In the South Korean version of the so-called “black protest” that swept through Poland in early October, an estimated 300 protestors staged a rally in front of Bosingak Bell at the heart of Seoul, demanding that the government scrap its stricter abortion ban.
“I oppose the government taking control of women’s reproductive rights and freedom to choose what to do with their body,” a 23-year-old activist, who wanted only to be identified as Mullgam, told The Korea Herald as she participated in the march.
“It only shows the low social status of Korean women, who are discriminated against and seen as a reproductive tool for male citizens in society,” she said. “When women give birth to unwanted babies, who will take responsibility for them and the babies?”
She also criticized the existing rule that requires the father’s consent, even for legal abortions, saying that women should be able to have abortions out of their own will.
|Participants shout slogans condemning the government’s plan to toughen punishment for illegal abortions during a rally in front of Bosingak Bell in central Seoul on Saturday. (Yonhap)|
Under the slogan of “My womb, my body,” the protestors, who appeared to be mostly women and in their 20s and 30s, were seen wearing black clothes, with half of their faces covered in black scarves to shun attention from “woman haters.”
The demonstration came amid mounting controversy over proposed tougher crackdowns on illegal abortions. According to the revision to the Mother and Child Act proposed by the Ministry and Health and Welfare, doctors who perform illegal abortions could face a suspension of business for up to one year instead of one month.
The plan triggered resistance from the Korean Association of Obstetricians and Gynecologists, with the members of the doctors group vowing to stop performing the procedure unless the government withdraws the plan.
Women’s organizations lashed out at both the Health Ministry and the KAOG for holding women hostage without reflecting their opinions in the decision-making process.
“The government has encouraged abortions in the past, but it now strengthens punishment for women getting abortions in order to raise the birthrate,” said another activist Seo Ga-hyeon. “The government shifting its abortion restrictions depending on population planning policies is just a sign that it sees women as baby breeding machines.”
During the two-hour rally, the participants sang songs and chanted slogans such as “There is no sex when there is no condom,” “Women are not baby breeding machines,” and “Stop criminalizing abortion.”
“I was born from a single mother.
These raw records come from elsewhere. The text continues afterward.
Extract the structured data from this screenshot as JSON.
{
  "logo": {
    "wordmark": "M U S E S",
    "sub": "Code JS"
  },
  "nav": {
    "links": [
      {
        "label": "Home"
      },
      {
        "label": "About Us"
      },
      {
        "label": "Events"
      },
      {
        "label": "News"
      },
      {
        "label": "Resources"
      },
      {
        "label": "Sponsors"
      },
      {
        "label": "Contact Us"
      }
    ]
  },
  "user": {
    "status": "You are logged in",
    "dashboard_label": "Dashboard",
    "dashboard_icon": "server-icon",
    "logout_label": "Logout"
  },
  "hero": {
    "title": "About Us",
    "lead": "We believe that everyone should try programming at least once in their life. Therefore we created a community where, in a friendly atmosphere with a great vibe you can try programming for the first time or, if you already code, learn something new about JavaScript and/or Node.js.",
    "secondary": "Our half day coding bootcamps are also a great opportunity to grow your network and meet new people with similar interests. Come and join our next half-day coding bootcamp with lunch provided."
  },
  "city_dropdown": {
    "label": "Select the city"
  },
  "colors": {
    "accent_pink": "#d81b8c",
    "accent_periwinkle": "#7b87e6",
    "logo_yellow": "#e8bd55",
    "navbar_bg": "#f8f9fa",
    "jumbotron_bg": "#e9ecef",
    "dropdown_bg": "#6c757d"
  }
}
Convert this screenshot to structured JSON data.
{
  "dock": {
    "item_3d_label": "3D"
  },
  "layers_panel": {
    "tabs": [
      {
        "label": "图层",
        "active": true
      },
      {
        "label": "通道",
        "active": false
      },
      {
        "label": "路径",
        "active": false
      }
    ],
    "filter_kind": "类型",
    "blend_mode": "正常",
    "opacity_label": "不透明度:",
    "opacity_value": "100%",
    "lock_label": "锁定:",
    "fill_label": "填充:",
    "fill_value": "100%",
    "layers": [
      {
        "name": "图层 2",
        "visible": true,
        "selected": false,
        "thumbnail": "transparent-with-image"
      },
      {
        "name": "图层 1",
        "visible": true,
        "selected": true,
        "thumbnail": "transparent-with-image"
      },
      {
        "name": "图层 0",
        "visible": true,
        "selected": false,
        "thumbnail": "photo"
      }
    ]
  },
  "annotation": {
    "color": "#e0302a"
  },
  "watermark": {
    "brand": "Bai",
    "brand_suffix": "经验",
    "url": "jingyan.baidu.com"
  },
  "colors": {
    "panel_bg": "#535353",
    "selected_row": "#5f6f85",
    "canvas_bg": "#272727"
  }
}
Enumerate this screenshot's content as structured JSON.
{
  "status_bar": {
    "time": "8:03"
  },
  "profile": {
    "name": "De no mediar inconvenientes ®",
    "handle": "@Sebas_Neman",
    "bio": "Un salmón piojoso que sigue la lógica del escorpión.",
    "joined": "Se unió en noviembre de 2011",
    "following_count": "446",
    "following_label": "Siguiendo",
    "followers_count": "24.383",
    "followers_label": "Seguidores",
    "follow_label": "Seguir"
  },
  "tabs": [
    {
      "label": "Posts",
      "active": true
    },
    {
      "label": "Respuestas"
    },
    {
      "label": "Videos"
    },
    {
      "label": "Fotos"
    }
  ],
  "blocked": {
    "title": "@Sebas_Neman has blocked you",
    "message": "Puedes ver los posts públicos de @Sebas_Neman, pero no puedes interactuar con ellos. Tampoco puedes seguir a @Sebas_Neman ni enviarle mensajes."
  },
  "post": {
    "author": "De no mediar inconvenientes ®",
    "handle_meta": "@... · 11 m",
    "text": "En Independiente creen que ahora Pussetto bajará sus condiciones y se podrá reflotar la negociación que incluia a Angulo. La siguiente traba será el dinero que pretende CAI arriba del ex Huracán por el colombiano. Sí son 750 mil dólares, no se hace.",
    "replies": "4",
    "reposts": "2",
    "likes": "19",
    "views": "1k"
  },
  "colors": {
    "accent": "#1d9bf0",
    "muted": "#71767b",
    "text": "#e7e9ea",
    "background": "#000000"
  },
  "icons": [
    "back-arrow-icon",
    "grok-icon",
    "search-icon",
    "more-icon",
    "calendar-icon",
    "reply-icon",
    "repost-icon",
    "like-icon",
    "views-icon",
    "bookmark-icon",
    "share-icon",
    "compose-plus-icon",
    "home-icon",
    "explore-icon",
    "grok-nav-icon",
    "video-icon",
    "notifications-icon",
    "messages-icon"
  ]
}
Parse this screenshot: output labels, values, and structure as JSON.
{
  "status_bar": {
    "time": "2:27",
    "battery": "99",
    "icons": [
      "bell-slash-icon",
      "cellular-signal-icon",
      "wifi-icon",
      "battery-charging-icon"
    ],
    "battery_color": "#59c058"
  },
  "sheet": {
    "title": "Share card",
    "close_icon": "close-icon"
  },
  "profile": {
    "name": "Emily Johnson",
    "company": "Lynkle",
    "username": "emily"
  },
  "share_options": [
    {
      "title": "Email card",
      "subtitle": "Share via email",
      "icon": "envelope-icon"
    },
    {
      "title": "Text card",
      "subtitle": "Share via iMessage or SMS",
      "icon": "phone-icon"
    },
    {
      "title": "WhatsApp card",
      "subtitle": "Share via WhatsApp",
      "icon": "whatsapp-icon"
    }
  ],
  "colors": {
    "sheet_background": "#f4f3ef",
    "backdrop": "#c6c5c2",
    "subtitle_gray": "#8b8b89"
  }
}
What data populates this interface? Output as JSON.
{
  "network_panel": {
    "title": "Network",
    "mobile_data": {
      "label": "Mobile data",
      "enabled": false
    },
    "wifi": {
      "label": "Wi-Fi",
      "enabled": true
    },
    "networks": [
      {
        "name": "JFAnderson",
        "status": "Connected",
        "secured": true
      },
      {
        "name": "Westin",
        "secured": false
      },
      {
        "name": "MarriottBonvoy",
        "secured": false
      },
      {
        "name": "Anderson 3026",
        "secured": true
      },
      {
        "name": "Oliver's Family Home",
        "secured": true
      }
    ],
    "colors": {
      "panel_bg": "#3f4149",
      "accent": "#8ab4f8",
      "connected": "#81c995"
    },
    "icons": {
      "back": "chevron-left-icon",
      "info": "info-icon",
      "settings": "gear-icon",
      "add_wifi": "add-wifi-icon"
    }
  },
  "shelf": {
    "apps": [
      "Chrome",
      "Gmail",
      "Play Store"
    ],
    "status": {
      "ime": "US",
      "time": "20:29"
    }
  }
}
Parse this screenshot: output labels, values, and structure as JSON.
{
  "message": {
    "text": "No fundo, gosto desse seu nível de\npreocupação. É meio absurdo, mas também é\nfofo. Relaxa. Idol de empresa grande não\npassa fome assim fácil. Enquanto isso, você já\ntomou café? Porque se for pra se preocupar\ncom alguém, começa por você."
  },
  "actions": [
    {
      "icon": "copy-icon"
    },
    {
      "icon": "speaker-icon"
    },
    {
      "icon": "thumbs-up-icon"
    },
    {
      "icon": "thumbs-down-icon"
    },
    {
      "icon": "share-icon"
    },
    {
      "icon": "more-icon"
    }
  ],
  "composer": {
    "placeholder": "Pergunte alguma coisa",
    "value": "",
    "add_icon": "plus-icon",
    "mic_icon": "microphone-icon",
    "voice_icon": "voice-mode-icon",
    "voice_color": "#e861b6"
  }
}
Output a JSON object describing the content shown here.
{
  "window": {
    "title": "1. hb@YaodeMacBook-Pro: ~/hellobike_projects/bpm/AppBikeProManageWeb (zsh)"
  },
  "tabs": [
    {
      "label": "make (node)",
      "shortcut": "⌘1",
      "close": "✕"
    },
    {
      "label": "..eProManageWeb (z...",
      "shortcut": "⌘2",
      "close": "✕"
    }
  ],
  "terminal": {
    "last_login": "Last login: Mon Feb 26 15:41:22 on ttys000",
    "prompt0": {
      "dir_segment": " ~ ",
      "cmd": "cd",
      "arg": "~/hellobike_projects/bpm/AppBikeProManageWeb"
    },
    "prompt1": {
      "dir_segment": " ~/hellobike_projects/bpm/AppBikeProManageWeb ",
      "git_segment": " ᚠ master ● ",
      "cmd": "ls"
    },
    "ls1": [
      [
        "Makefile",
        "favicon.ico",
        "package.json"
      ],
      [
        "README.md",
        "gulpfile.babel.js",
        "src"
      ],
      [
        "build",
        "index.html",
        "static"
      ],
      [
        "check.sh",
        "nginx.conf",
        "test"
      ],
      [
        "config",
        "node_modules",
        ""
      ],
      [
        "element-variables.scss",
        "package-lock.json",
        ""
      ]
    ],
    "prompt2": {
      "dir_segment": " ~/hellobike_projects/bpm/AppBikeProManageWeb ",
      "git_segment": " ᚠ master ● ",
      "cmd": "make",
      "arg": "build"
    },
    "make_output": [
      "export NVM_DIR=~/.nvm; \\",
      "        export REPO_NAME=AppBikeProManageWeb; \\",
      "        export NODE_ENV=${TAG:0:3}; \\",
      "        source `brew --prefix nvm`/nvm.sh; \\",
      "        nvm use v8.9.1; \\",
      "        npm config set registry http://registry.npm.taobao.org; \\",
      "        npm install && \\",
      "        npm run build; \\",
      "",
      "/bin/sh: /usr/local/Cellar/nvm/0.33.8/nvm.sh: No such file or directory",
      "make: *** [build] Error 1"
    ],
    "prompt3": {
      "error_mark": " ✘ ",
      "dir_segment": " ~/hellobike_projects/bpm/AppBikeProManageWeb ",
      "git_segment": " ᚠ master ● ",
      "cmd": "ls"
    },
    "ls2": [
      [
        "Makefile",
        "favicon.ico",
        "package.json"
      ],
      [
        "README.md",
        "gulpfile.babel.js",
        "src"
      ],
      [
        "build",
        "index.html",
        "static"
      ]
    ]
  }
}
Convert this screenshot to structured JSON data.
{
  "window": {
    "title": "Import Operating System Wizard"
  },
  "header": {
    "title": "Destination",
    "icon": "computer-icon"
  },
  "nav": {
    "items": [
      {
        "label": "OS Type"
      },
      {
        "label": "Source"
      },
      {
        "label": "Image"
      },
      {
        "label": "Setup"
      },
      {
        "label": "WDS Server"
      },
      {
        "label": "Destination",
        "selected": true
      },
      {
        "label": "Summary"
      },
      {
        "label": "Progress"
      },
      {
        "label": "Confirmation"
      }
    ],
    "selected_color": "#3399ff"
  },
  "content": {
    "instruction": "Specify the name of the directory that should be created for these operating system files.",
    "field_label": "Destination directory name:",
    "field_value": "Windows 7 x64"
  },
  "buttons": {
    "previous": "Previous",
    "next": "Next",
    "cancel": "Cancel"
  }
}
I have never seen my biological father,” said a 20-something woman who came from Busan to take part in the rally. “My mother sometimes told me that she regrets giving birth to me. So I think that women have the right to live life as they want.”
Artist Hong Seung-hee shed tears before the crowd while sharing her experience of getting an abortion.
“I myself had an abortion in May. I felt depressed and isolated. I was accused of murdering a baby and having no affection for my child,” she said. “But I have never murdered anyone. I didn’t want to be pregnant. I am a woman, wife and mother, but most of all, I am a human being.”
“My womb is not public property that can be controlled by the government,” she added.
Women who get illegal abortions are subject to a prison term of up to one year or a fine of 2 million won ($1,760), but men are excluded from such punishment. Doctors who perform the procedures face up to two years in prison.
Despite the ban on abortions, the medical industry estimates that some 200,000 abortions are conducted each year, with only 5 percent of them being legal.
“It is unfair that men and women are both responsible for being pregnant, but only women are punished by law,” said a 27-year-old man. “It seems that Korea has achieved gender equality, but in reality, gender stereotypes haven’t really changed.”